Uncategorized

Why I Love Redis

Some History

I fell in love with Redis in the Spring of 2010, when the stars of the MTV show “The Buried Life” appeared on Oprah[1]. Shortly thereafter, I had a chance to send my first love letter, by featuring Redis in the original launch announcement of what became OpenStack (at the time known only as Nova)[2].

I joined Pivotal some years after they acquired Redis, and have been the sponsor of our partnership with Redis Labs since they took over as custodian of the Redis open source project, even using my keynote at RedisConf last year to announce the “McKenty Postulate."

Correcting Some Misconceptions

Like most developers, when I first encountered Redis I treated it as a “cache," an in-memory-only accelerator for workloads that didn’t have time for a round-trip to a “real” database, and a way to prevent an avalanche of requests from beating said database to death.
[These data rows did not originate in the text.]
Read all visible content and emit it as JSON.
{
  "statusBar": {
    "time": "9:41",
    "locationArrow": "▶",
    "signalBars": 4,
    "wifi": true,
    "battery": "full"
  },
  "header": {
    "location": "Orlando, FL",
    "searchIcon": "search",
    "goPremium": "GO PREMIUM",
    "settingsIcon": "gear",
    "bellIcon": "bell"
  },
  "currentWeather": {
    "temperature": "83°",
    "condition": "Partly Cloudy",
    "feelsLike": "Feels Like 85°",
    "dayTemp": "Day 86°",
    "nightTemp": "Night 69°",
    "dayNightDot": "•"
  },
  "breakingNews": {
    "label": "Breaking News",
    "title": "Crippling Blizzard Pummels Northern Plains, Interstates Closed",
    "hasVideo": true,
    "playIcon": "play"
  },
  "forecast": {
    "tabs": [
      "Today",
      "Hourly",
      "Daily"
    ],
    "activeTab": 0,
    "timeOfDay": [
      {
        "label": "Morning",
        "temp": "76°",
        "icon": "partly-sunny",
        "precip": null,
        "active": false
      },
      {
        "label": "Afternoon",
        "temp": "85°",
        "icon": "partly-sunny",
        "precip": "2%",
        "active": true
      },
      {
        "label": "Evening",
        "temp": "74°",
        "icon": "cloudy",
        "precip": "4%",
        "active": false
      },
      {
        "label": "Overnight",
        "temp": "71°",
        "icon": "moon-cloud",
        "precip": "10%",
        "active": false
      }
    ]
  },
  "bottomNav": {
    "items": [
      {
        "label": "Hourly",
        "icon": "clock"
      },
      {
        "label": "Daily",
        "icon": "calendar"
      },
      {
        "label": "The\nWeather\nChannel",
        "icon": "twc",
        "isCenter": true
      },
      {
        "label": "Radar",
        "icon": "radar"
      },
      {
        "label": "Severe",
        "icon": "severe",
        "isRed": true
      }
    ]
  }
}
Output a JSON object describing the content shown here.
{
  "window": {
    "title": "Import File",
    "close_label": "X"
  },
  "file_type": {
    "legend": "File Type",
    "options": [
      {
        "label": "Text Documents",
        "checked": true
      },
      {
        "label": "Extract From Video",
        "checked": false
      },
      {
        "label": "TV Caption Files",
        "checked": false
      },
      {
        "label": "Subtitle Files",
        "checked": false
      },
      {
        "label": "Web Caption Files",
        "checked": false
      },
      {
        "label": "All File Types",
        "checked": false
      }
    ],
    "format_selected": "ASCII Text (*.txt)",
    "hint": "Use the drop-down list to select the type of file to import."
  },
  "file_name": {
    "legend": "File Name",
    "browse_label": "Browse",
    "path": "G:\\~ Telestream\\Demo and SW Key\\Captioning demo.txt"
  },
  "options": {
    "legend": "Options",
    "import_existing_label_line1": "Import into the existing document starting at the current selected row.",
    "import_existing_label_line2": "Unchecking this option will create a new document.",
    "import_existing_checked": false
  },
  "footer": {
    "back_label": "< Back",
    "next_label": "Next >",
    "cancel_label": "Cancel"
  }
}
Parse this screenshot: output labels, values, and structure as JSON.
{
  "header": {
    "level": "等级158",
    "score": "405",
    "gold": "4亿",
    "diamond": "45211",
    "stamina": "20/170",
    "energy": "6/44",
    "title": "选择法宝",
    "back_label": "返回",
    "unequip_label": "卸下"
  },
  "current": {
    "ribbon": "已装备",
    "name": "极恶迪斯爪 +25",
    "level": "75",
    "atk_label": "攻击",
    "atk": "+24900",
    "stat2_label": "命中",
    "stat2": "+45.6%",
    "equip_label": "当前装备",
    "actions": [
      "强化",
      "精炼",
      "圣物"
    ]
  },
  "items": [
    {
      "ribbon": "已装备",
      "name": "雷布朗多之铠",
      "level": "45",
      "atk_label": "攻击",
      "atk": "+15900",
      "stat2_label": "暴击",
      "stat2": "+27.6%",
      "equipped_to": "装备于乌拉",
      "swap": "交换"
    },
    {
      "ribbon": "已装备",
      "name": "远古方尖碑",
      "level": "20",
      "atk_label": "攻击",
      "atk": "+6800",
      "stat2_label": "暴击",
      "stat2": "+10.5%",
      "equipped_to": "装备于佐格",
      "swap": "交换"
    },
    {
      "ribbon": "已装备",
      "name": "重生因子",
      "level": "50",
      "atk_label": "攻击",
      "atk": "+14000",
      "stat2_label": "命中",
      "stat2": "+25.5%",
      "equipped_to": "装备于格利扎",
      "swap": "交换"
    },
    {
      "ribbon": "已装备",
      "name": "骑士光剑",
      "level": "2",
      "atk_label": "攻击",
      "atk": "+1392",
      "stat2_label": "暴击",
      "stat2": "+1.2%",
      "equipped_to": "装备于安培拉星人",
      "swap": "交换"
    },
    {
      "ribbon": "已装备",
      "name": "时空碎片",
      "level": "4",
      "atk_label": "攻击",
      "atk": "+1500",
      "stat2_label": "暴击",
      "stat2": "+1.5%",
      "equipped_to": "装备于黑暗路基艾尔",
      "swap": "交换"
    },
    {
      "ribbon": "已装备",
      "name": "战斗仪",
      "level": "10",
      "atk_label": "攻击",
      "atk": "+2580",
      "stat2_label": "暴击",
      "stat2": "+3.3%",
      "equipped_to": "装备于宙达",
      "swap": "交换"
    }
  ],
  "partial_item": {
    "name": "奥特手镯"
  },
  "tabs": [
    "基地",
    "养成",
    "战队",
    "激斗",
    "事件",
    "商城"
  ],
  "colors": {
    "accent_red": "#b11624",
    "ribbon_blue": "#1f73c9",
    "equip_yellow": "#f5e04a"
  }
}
But I quickly realized something amazing – Redis saves everything to disk! In other words, REDIS IS A PERSISTENT DATABASE.

One of the best parts of getting started with Redis is how easy it is to, literally, get started: Installing redis gives you a single binary, which you… run, by typing `redis`. But when run in this fashion, it presents some limitations – it’s a single instance of redis, running on a single server. And many folks don’t realize you can go beyond this.

Redis Labs (the current employer of Salvatore, aka @antirez, aka the BDFL of Redis) provides “Redis Enterprise”, a sharded and clustered version of redis with none of the scaling limitations of open source Redis, and few of the operational challenges of the OSS clustering projects. In other words, REDIS SCALES.

Cognitive Overhead and Mental Models and Affordances

My day job involves ranting coaching the development, operations and leadership teams within Fortune 500 companies on how to make continuous delivery work within their organizations. Most of the ideas our team show up with come out of organizational psychology and the art science of managing responsible autonomy, and there’s really only one secret: Cognitive Overhead is real, and it’s a silent killer.

In order to grapple with abstractions (such as “Infrastructure” or the “Economy”), we have to build a mental model that allows us to hide the endless details of such a complex system, without losing too much fidelity in our interactions. And any time we force a given team (like the developers, for example) to maintain two different mental models for the same problem space, we’re killing their efficiency.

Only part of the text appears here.